I have a friend who needed a project to work on. Something that she could have control of, do what she liked, something that could be her vision and creative outlet. Most of the rest of us would choose a scrapbook, or redecorating a room, or planting a garden. I even thought I was ambitious in digging my own pond. My friend, though, decided to buy a house.
To put this in perspective, she also has a full-time job and is raising two teenage girls.
The transaction closed last week, and I saw the interior of the house for the first time today. Keep in mind this is not a primary residence … it was purchased mainly as an investment (it was bank-owned) and most likely will be rented or flipped. In the meantime, it will be lovingly painted and polished and restored.
I love old houses. This one is a fairly typical New England Colonial, built around 1800. It has 2200 square feet, 3 bedrooms and one and a half baths, a huge barn and a little over five acres. There are brick bake ovens set into the fireplace and low ceilings with aged dark wooden beams. A large screened porch overlooks the yard – it will be a wonderful place in the summer. There are period details including nice old hardware, maple and wide-pine floors, and gunstock corners. Deer tracks crisscrossed the snowy yard.
There are front and back staircases – I’ve always wanted a house with two staircases! – that are narrow and steep. A large person would have difficulty navigating them. The kitchen is small and will need to be replaced, but it opens onto a nice room that my friend envisions housing a hutch, a small pantry, and a family-friendly table and chairs.
The house has beautiful wainscoting, two nice fireplaces, and 6-over-6 windows.

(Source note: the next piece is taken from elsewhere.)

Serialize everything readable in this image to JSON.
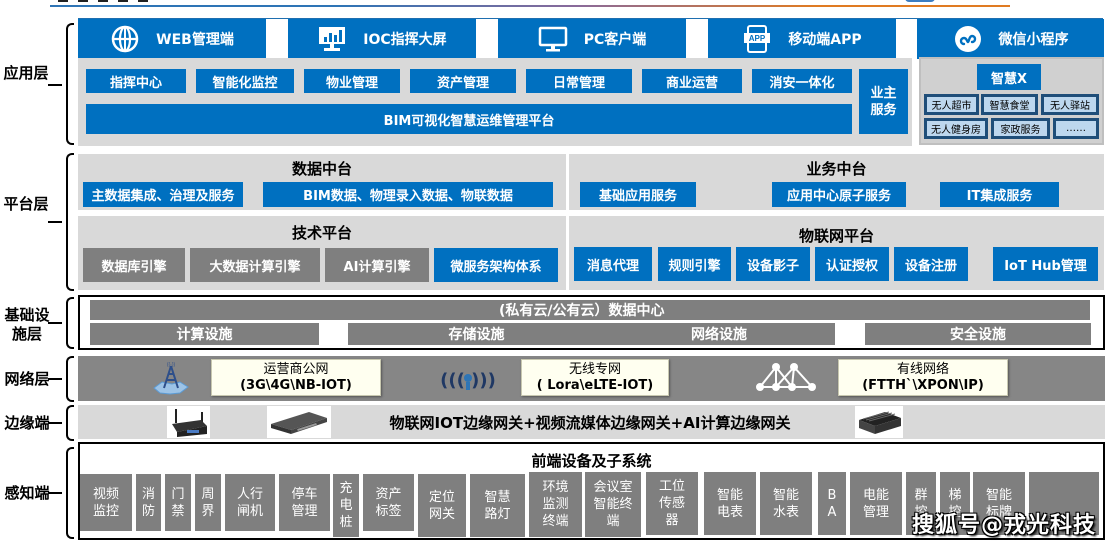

We wandered from room to room admiring each one, commenting on the floorboards or the peeling wallpaper or, in one case, the fact that the ceiling seemed to be crumbling. That might need some attention.
This house cost considerably less than our house did in 1999, and has more square footage and more acreage. Now is the time to buy a house, people. There are some steals out there.
I am just hoping that at some point I will be invited to grab a paintbrush and help restore this Colonial to her former glory. These houses have a simple beauty that cannot be matched by any modern structure. Crooked floors, peeling paint, narrow stairs … it’s all part of the charm, the history of this part of the country that is not duplicated anywhere else. Old houses have a life of their own, and I am happy to assist with the resuscitation.